Another bearing, a hybrid design, aimed at wind-turbine generators provides insulation against electric currents. Their use can minimize the risk of premature bearing failures due to erosion from electric currents. The manufacturer says the units can maximize lubricant effectiveness for long-term performance, even under poor lubrication conditions.
These ball bearings are said to benefit from a deep groove that combines steel rings and bearing-grade silicon nitride (ceramic) rolling elements. The balls are lighter, harder, less dense, and more durable than all-steel bearing counterparts, and they conform to standard bearing dimensions.
Benefits to its use are said to include higher reliability than conventional bearings along with reductions in life-cycle costs, total operating costs, and maintenance requirements. The bearings can supposedly upgrade existing wind-turbine generators without redesigning them.
Custom bearing may be a solution where conventional designs have come up short. Products of several bearing manufacturers support pitch, yaw, and gearbox applications in systems from 200 kW to 5.0 MW. The firms can design bearings to meet performance and life requirements with the most economical bearing design. Experience with offshore applications help specify appropriate corrosion resistant coatings such as zinc, paint, or other surface treatments. Material requirements can be met for operating temperatures down to –40C and below.
Other bearings appear conventional but have been modified. For example, in an electric environment, electrolytic corrosion from stray currents threatens bearing performance. One design uses coated angular-contact ball and cylindrical rollers to insulate the bearings from electric current. A ceramic coating applied to the outer surface and side faces of the outer ring prevents current from passing though the bearing. The design provides an insulation resistance of at least 2,000 MΩ. Under normal operating temperatures, this alleviates electrical arcing and early failure. The bearings come with or without seals or shields, and are interchangeable with standard, non-insulated bearings. The units are usually available with bores of 50 to 160-mm dia.
Another way to handle stray currents provides a discharge path to ground. One solution would provide a low resistance path from shaft to frame. A device called a bearing-protection ring meets the criteria. It uses principles of ionization to boost its electron-transfer rate and promote the efficient discharge of the high-frequency-shaft currents induced by many wind turbine generators. It channels harmful currents away from the bearings to ground.

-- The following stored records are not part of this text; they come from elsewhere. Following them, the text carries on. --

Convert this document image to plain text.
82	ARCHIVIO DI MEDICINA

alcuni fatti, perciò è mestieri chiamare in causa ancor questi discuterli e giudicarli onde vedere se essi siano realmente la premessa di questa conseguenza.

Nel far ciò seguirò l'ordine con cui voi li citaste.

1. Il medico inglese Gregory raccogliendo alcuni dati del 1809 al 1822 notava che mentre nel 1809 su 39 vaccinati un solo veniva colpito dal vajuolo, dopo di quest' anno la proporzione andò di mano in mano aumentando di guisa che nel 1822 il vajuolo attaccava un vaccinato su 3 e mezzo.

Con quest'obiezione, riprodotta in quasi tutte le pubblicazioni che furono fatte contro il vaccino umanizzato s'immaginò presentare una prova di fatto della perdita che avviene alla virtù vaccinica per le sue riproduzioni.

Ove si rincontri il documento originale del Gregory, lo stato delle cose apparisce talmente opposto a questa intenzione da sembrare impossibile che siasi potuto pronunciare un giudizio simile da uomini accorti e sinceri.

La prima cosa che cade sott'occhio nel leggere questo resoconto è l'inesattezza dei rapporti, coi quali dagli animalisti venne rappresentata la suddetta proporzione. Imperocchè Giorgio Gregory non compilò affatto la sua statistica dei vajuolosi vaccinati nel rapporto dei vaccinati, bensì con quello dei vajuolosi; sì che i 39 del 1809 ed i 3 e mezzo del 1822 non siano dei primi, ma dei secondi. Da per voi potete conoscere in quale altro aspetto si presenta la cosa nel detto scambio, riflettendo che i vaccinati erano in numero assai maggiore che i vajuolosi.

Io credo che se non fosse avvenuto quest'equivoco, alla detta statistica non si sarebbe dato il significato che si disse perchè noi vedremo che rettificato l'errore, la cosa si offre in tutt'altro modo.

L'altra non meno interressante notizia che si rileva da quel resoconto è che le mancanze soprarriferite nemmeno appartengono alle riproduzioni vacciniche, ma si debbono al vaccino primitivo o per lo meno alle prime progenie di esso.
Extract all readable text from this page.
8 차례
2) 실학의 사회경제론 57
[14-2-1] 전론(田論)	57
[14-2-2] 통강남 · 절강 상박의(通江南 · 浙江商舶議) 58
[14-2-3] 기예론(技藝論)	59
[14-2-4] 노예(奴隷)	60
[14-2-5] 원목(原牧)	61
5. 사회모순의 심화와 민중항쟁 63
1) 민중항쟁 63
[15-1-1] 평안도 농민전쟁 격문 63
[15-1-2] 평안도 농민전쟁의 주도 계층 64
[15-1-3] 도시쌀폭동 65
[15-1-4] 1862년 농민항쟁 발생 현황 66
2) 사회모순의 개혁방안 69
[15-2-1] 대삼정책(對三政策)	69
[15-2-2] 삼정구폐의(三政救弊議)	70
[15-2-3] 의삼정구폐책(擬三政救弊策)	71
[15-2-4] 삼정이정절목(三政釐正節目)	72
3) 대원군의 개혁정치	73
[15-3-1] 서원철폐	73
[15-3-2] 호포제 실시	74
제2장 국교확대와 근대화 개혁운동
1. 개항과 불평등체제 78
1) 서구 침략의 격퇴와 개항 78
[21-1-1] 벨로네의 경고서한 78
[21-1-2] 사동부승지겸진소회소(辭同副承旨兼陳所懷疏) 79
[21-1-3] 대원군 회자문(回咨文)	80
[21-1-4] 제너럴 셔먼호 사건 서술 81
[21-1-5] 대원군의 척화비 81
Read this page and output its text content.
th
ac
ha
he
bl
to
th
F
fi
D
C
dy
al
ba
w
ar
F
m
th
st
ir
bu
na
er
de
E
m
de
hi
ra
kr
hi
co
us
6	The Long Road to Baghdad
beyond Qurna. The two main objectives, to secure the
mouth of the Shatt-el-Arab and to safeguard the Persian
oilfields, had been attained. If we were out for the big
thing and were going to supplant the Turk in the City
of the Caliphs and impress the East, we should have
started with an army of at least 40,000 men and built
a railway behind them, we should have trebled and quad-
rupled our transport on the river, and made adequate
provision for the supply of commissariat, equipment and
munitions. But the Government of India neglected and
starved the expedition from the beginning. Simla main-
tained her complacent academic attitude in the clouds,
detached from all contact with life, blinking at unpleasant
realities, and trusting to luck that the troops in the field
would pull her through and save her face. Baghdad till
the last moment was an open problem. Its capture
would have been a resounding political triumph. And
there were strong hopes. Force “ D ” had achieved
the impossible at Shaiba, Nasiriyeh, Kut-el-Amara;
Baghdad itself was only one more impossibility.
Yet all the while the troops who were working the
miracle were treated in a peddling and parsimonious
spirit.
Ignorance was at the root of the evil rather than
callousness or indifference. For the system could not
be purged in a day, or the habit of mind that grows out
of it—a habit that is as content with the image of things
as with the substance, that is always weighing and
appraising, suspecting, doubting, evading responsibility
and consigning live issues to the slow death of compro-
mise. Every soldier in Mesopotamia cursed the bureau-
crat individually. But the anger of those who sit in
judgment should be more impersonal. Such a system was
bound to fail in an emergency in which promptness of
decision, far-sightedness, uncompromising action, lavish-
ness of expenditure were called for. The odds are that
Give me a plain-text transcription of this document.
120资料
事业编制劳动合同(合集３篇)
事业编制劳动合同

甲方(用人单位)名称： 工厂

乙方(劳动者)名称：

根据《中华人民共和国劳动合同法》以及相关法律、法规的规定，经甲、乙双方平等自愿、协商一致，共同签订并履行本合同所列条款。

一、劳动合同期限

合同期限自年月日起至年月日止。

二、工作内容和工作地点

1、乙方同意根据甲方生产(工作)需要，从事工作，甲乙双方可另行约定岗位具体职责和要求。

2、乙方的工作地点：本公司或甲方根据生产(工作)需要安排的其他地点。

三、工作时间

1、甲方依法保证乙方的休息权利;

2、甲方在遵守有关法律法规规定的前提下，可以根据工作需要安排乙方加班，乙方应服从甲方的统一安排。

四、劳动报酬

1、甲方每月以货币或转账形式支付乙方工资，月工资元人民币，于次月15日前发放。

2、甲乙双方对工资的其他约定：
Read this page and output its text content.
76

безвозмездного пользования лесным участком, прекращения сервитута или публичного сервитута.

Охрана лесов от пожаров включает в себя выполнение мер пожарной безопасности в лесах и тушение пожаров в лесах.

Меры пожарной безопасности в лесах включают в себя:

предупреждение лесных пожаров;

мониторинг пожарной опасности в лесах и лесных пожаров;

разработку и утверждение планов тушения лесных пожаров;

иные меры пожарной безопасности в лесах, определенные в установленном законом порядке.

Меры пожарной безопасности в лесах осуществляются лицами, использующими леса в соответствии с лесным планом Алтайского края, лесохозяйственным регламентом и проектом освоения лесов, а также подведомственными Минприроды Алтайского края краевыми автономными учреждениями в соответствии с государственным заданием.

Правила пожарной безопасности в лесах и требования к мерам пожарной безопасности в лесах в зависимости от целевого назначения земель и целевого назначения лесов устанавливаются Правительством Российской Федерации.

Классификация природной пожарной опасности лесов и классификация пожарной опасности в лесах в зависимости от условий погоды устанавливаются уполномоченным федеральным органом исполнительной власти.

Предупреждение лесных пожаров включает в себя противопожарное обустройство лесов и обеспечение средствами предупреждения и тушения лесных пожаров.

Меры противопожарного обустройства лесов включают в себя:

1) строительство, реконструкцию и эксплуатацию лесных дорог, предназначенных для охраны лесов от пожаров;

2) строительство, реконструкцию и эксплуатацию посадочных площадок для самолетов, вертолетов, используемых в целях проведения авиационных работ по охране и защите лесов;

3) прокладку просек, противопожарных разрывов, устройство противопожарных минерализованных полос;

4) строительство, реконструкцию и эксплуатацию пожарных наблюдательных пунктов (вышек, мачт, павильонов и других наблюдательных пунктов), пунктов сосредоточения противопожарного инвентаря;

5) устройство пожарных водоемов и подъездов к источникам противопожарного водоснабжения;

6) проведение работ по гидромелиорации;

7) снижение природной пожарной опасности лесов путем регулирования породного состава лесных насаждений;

The ring surrounds the generator shaft with many of conductive microfibers. The stiff yet flexible fibers provide high-density contact points — parallel paths of least resistance from the motor shaft to ground. The fibers reduce voltage buildup on the generator shaft by conducting instantaneous currents of many tens of amperes and discharging from tens to thousands of volts with MHz frequencies. The ring is especially suitable for use at high frequencies because its fibers tend to compensate for variations in roughness of the shaft surface, or microscopic misalignment of the ring and shaft, or both. When a microfiber looses mechanical contact with the rotating shaft, electric contact is quickly re-established somewhere else along the ring, due to local field emissions.